International markets are hot this summer, particularly anywhere in Europe, because it’s the first busy travel season since many countries dropped vaccination requirements and quarantines and the first since the World Health Organization lifted its health emergency.
As a result, airlines are devoting more capacity to international routes than they did last summer. Fares from the U.S. to Europe are the highest they’ve been in more than five years, according to travel-booking app Hopper.
Tickets are averaging $1,167 round trip, compared with $850 last year and $861 in 2019. Tickets to Asia are averaging $1,817, higher than both the $1,468 average in 2022 and $1,122 in 2019, Hopper data shows. If you haven’t booked a European trip yet, you may have a hard time finding a seat. Delta Air Lines Chief Executive Officer Ed Bastian said last month that 75 per cent of its international seats had been booked for the summer.
Domestic prices are averaging $306, down 19 per cent from last year as carriers offer more seats and spend less for jet fuel. But it’s still well above the $288 average in 2019, according to Hopper.
Why aren’t higher fares and the threat of recession discouraging travel?
It’s true that normally the travel industry is sensitive to economic contraction as corporations cut that spending first and higher prices deter some consumers. But this time is different because of pent-up demand among those who stayed put for much of the past three years because of COVID.
Industry executives say consumers are shifting from their feverish spending on products during the pandemic and now want to spend on experiences. They seem willing to absorb the high prices, especially for travel abroad. Flexibility in work schedules and the ability to combine work and leisure trips is also feeding demand.
American Airlines says 35 per cent of its volume in the first quarter came from travellers taking blended trips, compared with the 30 per cent who took business-only trips. One category that hasn’t rebounded is corporate travel, which is still below pre-pandemic levels.
How did airfares get expensive?
It’s mostly a matter of supply and demand. Travel spending dropped by half in 2020, the first year of the COVID pandemic. In response, the airlines took planes out of service and reduced staff.
Now, demand has bounced back. But because of a shortage of fully trained workers and too few air traffic controllers, the U.S. Federal Aviation Administration says there will be 2.6 per cent fewer flights over the Memorial Day holiday than the same period in pre-COVID 2019.
Those factors gave airlines an opportunity to raise prices, and they’ve been reporting record revenue as a result. Airlines are also trying to offset some of the cost of expensive new labor contracts after many workers went without raises during the pandemic.
Why have U.S. airlines been so slow to restore capacity?
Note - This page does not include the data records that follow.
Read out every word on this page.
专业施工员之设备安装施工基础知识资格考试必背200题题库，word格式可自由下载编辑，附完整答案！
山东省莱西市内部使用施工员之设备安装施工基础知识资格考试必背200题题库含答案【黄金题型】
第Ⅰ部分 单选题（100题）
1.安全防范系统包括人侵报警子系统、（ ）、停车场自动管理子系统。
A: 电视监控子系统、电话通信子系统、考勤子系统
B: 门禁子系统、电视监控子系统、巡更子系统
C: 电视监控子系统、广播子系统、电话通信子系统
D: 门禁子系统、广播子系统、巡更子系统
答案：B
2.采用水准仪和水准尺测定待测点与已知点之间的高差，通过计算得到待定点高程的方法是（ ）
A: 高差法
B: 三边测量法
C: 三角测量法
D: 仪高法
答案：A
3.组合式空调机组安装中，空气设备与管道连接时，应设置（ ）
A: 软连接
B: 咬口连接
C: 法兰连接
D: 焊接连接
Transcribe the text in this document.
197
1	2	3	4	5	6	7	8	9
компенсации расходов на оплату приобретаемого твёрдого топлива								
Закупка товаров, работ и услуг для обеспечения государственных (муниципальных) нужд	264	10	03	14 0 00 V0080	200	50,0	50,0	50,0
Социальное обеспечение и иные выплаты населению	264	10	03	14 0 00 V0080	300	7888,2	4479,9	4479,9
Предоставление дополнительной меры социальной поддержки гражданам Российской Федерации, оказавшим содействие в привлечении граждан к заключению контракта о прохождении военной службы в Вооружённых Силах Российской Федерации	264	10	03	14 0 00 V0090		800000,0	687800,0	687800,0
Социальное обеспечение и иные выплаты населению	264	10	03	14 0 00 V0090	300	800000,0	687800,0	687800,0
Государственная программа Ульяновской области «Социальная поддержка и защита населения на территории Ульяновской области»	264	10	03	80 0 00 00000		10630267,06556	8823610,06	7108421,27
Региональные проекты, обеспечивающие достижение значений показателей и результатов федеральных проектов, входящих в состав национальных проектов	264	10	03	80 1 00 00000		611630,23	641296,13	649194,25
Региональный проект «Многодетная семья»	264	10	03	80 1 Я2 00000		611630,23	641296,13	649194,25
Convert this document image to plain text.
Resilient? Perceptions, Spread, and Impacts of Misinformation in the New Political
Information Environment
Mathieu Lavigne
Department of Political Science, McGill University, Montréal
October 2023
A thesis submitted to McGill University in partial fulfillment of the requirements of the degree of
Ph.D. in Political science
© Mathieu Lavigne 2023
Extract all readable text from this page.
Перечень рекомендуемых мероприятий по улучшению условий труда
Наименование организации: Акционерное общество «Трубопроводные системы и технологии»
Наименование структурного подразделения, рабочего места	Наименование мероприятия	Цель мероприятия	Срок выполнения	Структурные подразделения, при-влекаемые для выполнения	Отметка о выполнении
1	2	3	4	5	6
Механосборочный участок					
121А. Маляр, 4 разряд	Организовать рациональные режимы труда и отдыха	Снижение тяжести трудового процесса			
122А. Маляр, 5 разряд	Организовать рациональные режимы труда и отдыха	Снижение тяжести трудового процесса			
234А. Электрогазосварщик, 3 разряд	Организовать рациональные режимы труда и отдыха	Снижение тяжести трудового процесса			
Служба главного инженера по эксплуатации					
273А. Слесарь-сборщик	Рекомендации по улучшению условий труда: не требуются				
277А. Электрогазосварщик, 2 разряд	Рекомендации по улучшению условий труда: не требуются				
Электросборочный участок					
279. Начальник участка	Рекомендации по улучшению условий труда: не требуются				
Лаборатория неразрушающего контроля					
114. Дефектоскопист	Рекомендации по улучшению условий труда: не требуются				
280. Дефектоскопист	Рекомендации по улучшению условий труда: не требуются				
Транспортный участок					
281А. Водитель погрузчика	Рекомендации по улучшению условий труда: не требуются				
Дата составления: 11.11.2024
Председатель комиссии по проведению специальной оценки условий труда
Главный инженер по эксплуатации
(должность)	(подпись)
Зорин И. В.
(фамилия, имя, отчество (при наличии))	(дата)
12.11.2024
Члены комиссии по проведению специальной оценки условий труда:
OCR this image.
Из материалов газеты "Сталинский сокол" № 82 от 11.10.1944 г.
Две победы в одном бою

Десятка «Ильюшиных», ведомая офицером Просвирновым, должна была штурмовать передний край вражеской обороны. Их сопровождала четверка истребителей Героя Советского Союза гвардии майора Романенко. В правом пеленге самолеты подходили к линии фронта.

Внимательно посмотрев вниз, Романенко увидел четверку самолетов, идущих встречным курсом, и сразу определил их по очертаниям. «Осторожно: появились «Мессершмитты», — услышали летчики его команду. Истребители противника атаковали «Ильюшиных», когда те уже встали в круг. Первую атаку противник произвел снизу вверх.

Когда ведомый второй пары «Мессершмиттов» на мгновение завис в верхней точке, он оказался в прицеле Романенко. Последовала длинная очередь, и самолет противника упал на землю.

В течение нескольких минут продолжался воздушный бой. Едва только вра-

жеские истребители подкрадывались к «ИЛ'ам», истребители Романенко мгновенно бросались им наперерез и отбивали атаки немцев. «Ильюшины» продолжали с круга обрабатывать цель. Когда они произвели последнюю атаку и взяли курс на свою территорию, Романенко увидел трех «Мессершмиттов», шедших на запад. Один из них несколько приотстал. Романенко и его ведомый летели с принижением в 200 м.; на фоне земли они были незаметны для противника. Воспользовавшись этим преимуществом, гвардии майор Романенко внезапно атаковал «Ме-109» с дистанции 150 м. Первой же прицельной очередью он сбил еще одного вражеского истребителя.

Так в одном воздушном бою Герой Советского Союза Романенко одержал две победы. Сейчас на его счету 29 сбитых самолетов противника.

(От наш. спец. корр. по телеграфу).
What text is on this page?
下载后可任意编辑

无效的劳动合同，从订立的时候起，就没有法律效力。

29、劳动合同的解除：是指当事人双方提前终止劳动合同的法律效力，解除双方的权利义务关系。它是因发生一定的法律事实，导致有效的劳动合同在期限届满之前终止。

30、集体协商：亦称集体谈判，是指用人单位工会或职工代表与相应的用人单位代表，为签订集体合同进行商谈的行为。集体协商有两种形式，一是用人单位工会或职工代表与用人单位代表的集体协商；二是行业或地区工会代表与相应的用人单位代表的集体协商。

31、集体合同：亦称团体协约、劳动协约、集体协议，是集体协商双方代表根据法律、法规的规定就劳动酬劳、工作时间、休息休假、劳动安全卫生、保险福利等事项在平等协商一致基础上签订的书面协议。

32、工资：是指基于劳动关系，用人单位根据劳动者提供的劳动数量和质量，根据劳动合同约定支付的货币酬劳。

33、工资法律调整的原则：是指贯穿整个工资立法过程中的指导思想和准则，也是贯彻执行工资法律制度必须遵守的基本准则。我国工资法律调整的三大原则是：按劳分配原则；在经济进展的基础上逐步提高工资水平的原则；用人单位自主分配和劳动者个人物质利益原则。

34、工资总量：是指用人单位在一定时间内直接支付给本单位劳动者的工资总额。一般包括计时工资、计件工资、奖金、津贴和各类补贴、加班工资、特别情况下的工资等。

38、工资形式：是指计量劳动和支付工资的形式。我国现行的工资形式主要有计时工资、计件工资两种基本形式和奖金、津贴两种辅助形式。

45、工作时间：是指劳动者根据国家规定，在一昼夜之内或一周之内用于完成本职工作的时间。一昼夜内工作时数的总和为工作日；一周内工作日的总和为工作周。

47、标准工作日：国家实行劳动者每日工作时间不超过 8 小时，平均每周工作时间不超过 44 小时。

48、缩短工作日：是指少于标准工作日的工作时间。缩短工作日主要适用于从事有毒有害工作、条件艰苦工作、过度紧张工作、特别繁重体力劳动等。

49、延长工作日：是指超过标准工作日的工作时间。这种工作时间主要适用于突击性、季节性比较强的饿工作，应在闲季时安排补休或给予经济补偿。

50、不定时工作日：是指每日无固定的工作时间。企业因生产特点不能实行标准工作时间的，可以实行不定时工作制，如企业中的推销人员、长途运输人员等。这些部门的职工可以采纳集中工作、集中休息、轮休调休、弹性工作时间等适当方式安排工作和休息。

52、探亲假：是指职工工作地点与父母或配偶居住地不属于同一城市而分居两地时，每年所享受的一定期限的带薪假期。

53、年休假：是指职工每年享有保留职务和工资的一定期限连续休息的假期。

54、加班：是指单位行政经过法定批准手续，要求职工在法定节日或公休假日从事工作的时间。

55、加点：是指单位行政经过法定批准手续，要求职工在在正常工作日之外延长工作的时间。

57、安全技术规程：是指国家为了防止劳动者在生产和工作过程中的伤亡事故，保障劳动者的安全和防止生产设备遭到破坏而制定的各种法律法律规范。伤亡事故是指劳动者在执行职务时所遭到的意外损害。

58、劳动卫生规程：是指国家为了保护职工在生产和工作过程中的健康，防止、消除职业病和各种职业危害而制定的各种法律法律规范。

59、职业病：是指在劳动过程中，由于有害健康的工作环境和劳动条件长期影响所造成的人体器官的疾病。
Airline workforces were devastated during the pandemic. Although the terms of federal aid to the industry prohibited firings, carriers offered lucrative early retirement packages and extended leaves. Almost 77,000 people left, shrinking the workforce by about 18 per cent, according to Airlines for America, the lobbying group for U.S. carriers.
As Americans started getting vaccinated against COVID in the spring of 2021, they resumed buying tickets, and airlines ramped up flights. But the ramp-up was limited, as airlines found themselves competing with companies like Amazon.com and FedEx for workers in roles like customer service.
Airlines were forced to reduce their flying plans again in 2022, this time as lingering pilot shortages and training bottlenecks combined with record jet fuel prices and air traffic control snarls.
Some carriers still have parked planes linked to the pilot shortfall; American Airlines, for example, has as many as 150 regional jets that are underused or not flying. Now, a lack of air traffic controllers has forced carriers including Delta, United Airlines and JetBlue Airways to cut their flights by as much as 10 per cent this summer from their initial plans at some of the busiest airports. Another factor is delays in receiving new planes and parts, which crimped the airlines’ ability to add capacity.
Why the delays of new planes and parts?
They’re are a holdover from the pandemic. Plane makers like Boeing and Airbus are still struggling to get all the parts they need. Those same supply shortages also mean that airlines don’t have all the parts they need for maintenance and repairs. Boeing CEO Dave Calhoun says those limits could last “a very long time.”
Southwest Airlines trimmed its growth plans for the year after Boeing cut expected 737 Max deliveries a second time, and said it’s reconsidering plans to add 7,000 employees as a result. If high demand persists, fares will probably stay elevated because airlines can’t add enough capacity to match it.